Abstract: In the last few years massively parallel sequencing (MPS) has become important for forensic DNA analysis by providing new and broader possibilities, such as increased discrimination power for short tandem repeat (STR) analyses. An imperative part of MPS analysis is library preparation where there is a fundamental reliability on in vitro DNA polymerisation, which is prone to errors. In this project, a two-step polymerase chain reaction-based (PCR) library preparation protocol which utilises unique molecular indices was optimised for analysis of STRs.
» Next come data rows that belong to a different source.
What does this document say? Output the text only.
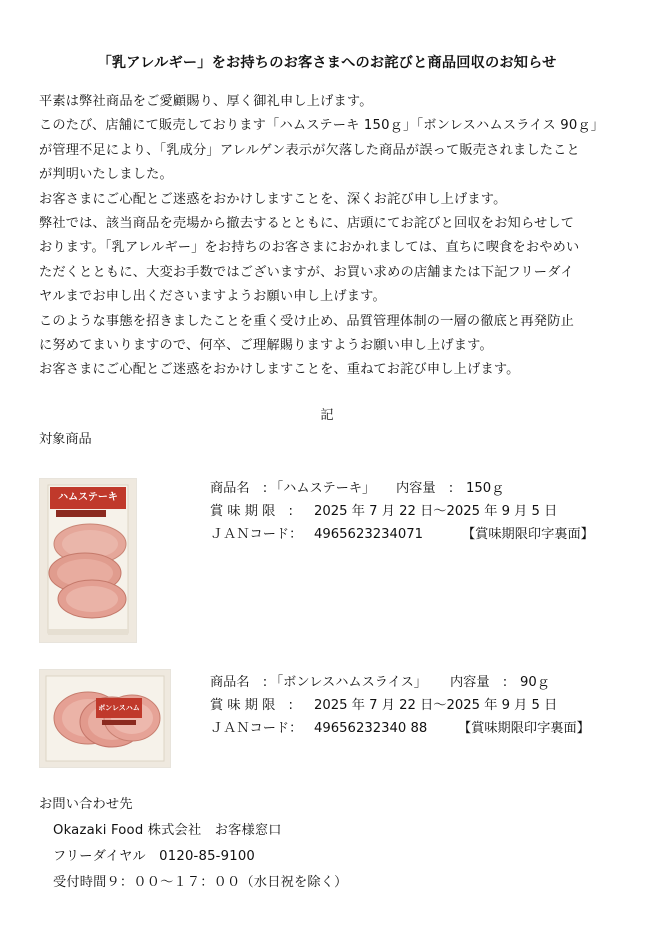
「乳アレルギー」をお持ちのお客さまへのお詫びと商品回収のお知らせ
平素は弊社商品をご愛顧賜り、厚く御礼申し上げます。
このたび、店舗にて販売しております「ハムステーキ 150ｇ」「ボンレスハムスライス 90ｇ」
が管理不足により、「乳成分」アレルゲン表示が欠落した商品が誤って販売されましたこと
が判明いたしました。
お客さまにご心配とご迷惑をおかけしますことを、深くお詫び申し上げます。
弊社では、該当商品を売場から撤去するとともに、店頭にてお詫びと回収をお知らせして
おります。「乳アレルギー」をお持ちのお客さまにおかれましては、直ちに喫食をおやめい
ただくとともに、大変お手数ではございますが、お買い求めの店舗または下記フリーダイ
ヤルまでお申し出くださいますようお願い申し上げます。
このような事態を招きましたことを重く受け止め、品質管理体制の一層の徹底と再発防止
に努めてまいりますので、何卒、ご理解賜りますようお願い申し上げます。
お客さまにご心配とご迷惑をおかけしますことを、重ねてお詫び申し上げます。
記
対象商品
ハムステーキ
商品名　: 「ハムステーキ」 内容量　: 150ｇ
賞 味 期 限　: 2025 年 7 月 22 日～2025 年 9 月 5 日
ＪＡＮコード： 4965623234071	【賞味期限印字裏面】
ボンレスハム
商品名　: 「ボンレスハムスライス」 内容量　: 90ｇ
賞 味 期 限　: 2025 年 7 月 22 日～2025 年 9 月 5 日
ＪＡＮコード： 49656232340 88 【賞味期限印字裏面】
お問い合わせ先
Okazaki Food 株式会社　お客様窓口
フリーダイヤル　0120-85-9100
受付時間９：００～１７：００（水日祝を除く）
By investigating the effects of varying DNA polymerases with different properties, annealing temperature and cycles, the study aimed to improve the understanding of the nature of polymerisation errors and the effect on STR-MPS sequencing data. It was observed that the type of DNA polymerase used in the barcode-incorporating PCR step greatly impacts the generation of target specific reads. Platinum SuperFi II generated an average of 51% reads recognised to an STR marker while Phusion Hot Start II HF generated an average of 8% recognised reads. Furthermore, we found that increasing the annealing temperature from 58°C to 62°C resulted in an average reduction of 57% of the target specific yield while the proportion of the reads that generated the correct genotype was observed at above 94% for all samples. The protocol was evaluated by analysing two-person DNA mixtures of different proportions. It was shown that the correct genotype of the minor contributor was detected down to 1:49 proportion mixtures with 5ng total DNA template input. In conclusion, it has been shown that the type of DNA polymerase and PCR conditions greatly impact the target specific yield but that the incorporation of unique molecular indices (UMIs) effectively reduces sequence errors to ~5%, regardless of reaction conditions. These results have generated a better understanding of amplification efficiency and sequencing errors and may be applied to guide future optimisation of MPS assays.